1The poet’s home town on the River Nile

Love

When I visited my old school, And went in my old classroom, The boy who sat on my old desk, Did not look like me in my childhood…

Never! But I loved him!

Ashraf

Rain In the heavy rain No one feels A lonely drop.

A Street in Cairo

The man who returned home, In his short break, Does not have but two days:

A day for his arrival, And a day for getting ready to the departure.

A day to cry on seeing her, And a day for her to cry on the farewell scene.

A day to open his arms for friends, And a day for hugging their mirage.

A day to tell them about the war, And a day for their tales of the war’s victims.

A day

For

life, And a day for an eternal death.

The man who returned home, In his short break, remembers:

When the war started, They put targets on his eyes, They closed his mouth with the tank nozzle, and how he died before smelling the gunpowder.

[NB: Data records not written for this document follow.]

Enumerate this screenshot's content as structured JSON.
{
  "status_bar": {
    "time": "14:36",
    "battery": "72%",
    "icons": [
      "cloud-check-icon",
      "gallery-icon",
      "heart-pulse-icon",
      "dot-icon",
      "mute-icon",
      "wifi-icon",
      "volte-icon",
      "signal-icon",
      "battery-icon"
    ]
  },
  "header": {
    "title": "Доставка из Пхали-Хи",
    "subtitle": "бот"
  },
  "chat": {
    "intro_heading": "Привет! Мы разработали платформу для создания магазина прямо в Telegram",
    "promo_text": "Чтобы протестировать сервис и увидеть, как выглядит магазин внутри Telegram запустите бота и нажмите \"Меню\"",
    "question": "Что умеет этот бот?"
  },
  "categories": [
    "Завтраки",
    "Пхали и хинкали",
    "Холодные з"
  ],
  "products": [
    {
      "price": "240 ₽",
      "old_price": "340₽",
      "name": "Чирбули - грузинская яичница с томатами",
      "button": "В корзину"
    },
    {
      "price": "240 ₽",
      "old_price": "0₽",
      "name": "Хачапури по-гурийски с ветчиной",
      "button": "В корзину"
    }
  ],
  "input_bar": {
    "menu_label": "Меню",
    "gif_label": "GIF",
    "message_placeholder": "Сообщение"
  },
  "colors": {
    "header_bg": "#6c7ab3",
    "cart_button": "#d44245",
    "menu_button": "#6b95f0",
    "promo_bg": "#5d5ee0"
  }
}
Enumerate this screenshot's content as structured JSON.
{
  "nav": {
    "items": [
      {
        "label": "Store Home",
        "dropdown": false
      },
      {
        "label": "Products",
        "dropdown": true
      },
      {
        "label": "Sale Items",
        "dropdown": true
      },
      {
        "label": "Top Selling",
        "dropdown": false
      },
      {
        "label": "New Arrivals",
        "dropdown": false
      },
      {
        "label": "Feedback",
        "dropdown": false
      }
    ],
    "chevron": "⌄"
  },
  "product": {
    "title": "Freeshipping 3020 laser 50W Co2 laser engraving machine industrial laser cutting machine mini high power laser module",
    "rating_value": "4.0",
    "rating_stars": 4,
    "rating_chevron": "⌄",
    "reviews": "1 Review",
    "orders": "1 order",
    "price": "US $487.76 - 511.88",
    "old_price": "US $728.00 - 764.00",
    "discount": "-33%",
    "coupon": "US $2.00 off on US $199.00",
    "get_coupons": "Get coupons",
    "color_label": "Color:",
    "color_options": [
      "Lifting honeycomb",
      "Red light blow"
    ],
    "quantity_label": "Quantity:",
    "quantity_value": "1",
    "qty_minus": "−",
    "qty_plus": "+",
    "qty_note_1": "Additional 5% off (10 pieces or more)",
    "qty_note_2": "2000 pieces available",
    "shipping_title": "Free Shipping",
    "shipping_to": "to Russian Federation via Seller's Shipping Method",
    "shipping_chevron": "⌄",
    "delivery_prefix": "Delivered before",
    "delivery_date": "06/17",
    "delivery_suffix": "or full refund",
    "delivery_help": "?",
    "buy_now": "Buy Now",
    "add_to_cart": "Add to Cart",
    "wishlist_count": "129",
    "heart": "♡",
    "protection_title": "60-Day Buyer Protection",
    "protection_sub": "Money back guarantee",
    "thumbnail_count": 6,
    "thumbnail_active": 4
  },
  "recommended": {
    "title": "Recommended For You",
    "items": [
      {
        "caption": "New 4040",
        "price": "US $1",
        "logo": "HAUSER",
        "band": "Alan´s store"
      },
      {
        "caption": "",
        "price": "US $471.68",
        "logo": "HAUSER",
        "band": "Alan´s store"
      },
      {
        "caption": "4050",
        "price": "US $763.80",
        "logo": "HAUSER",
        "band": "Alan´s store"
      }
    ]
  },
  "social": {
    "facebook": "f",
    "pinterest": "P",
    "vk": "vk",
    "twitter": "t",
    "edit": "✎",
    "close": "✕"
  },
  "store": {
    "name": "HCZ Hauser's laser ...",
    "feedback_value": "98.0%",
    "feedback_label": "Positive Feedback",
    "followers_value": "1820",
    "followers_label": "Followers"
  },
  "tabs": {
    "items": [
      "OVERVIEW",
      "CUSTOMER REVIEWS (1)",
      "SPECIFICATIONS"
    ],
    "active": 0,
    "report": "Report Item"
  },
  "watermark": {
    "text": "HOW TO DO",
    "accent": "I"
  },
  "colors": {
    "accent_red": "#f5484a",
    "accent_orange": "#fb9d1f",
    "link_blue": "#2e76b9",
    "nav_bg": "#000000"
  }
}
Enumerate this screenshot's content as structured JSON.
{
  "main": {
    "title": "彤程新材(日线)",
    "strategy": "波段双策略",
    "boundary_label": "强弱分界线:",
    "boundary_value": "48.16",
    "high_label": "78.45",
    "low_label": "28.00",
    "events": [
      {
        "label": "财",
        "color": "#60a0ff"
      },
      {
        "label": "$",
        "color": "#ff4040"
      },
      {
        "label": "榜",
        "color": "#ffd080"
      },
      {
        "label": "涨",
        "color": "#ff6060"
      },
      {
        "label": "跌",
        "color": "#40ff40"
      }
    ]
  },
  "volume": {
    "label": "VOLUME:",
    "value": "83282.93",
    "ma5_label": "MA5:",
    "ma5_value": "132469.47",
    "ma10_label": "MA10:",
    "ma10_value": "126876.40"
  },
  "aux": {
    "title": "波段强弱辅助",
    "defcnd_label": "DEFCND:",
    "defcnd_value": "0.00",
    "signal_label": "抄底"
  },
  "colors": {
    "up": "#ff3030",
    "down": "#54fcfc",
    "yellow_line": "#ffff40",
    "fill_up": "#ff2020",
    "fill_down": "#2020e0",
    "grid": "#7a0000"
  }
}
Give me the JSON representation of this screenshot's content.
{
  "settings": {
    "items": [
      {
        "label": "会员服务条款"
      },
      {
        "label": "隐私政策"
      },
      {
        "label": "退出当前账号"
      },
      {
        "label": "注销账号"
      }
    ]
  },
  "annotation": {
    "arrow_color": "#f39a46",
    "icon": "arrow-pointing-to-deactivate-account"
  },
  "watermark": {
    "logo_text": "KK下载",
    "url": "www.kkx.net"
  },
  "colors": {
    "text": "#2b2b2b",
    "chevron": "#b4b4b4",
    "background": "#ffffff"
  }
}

The man who returned home, In his short break, Is welcomed by a street in Cairo, And two sidewalks, Where he poured in the distance between them The sands of his exiled deserted body, Counting the papers burned in The lost wars, Under the fire and light poles.

The man who returned home, In his short break, Is similar to this street where The processions of sadness pass, Leaving nothing but pain.